[Geowanking] c++/python binding wisdom
Howard Butler
hobu.inc at gmail.com
Thu May 22 10:13:06 PDT 2008
On May 22, 2008, at 11:48 AM, Nino Walker wrote:
> Sorry for the ambiguity: the codebase is C++, and there is no C
> interface to it.
>
> Nino
>
> -----Original Message-----
> From: geowanking-bounces at lists.burri.to [mailto:geowanking-bounces at lists.burri.to
> ] On Behalf Of Mateusz Loskot
> Sent: Thursday, May 22, 2008 8:43 AM
> To: geowanking at lists.burri.to
> Subject: Re: [Geowanking] c++/python binding wisdom
>
> On May 22, 2008, at 5:18 PM, nino at urbanmapping.com wrote:
>> Hopefully, y'all with experience writing or using swig bindings or
>> other c/py framework can weigh in. Rants, gotchas, resources,
>> whatever great or token wisdom will be sincerely appreciated.
>
> In the subject you use C++/Python but above you use C/Python, both are
> very different cases. If you wrap C++ API, I'd go with Boost Python
> [1]. IMHO, there is nothing better than Boost Python for C++, it beats
> SWIG regarding C++ language support.
> I don't have much experience with wrapping C for Python, but some
> users say ctypes may be better than SWIG.
>
> [1] http://www.boost.org/doc/libs/1_35_0/libs/python/doc/index.html
SWIG sucks for a number of reasons and is great for exactly one reason
-- it support more than one language. If you need to support bindings
for more than one language *right now,* I would look at using SWIG.
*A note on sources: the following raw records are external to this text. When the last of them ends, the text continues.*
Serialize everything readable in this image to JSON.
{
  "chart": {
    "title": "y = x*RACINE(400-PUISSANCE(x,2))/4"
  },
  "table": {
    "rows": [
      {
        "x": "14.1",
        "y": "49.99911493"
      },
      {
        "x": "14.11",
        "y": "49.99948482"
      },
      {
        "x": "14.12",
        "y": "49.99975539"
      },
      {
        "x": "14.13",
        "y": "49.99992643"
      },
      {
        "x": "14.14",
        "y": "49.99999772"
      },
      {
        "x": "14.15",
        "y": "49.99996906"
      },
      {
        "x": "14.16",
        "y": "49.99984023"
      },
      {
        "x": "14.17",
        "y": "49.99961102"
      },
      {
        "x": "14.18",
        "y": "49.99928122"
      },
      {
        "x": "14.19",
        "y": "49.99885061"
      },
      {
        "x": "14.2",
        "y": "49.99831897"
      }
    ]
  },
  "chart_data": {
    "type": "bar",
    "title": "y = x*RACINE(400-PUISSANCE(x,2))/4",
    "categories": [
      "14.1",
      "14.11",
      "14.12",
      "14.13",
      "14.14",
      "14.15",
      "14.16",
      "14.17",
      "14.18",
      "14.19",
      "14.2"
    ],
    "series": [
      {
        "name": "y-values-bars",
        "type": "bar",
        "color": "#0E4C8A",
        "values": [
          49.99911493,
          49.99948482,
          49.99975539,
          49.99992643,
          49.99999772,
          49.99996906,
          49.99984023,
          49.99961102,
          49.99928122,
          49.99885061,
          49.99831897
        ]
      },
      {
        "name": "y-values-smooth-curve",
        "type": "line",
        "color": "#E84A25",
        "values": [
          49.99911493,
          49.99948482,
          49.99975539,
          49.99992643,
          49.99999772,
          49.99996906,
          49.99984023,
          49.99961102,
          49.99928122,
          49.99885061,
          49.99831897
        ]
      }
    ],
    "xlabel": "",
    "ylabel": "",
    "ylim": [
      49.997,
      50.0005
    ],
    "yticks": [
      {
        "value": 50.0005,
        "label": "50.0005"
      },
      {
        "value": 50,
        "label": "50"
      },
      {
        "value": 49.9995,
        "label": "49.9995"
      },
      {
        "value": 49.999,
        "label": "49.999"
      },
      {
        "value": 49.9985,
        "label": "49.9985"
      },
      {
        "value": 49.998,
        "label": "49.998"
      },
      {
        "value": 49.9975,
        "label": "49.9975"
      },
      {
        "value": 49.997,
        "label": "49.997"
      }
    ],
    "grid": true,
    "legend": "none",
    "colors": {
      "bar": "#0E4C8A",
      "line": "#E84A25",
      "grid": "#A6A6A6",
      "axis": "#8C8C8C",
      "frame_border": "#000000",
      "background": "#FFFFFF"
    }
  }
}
Otherwise, I would skip it. (Speaking as a SWIG bindings developer
for GDAL and MapServer).
Writing Python bindings against a C++ API can be problematic because
of ABI hell. Small changes/additions/deletions/const correctness
issues in subsequent C++ library releases will make your bindings fail
to work without recompiling them. This means that the bindings have
to be built and ship with the library itself rather than being made
available through something like PyPi. Python's easy_install and ilk
can make it really simple for folks to get going with bindings if they
are getting the base libraries through their package manager, but this
only works if ABI issues aren't in play.
A C API + ctypes (foreign function interface standard in Python 2.5+)
is a really nice way to go. ABI issues tend to go away, most people
have ctypes installed already or can get it quickly, and you can leave
a number of hassles at the feet of the ctypes developers (cross
platform issues, the need for compiling bindings code on windows).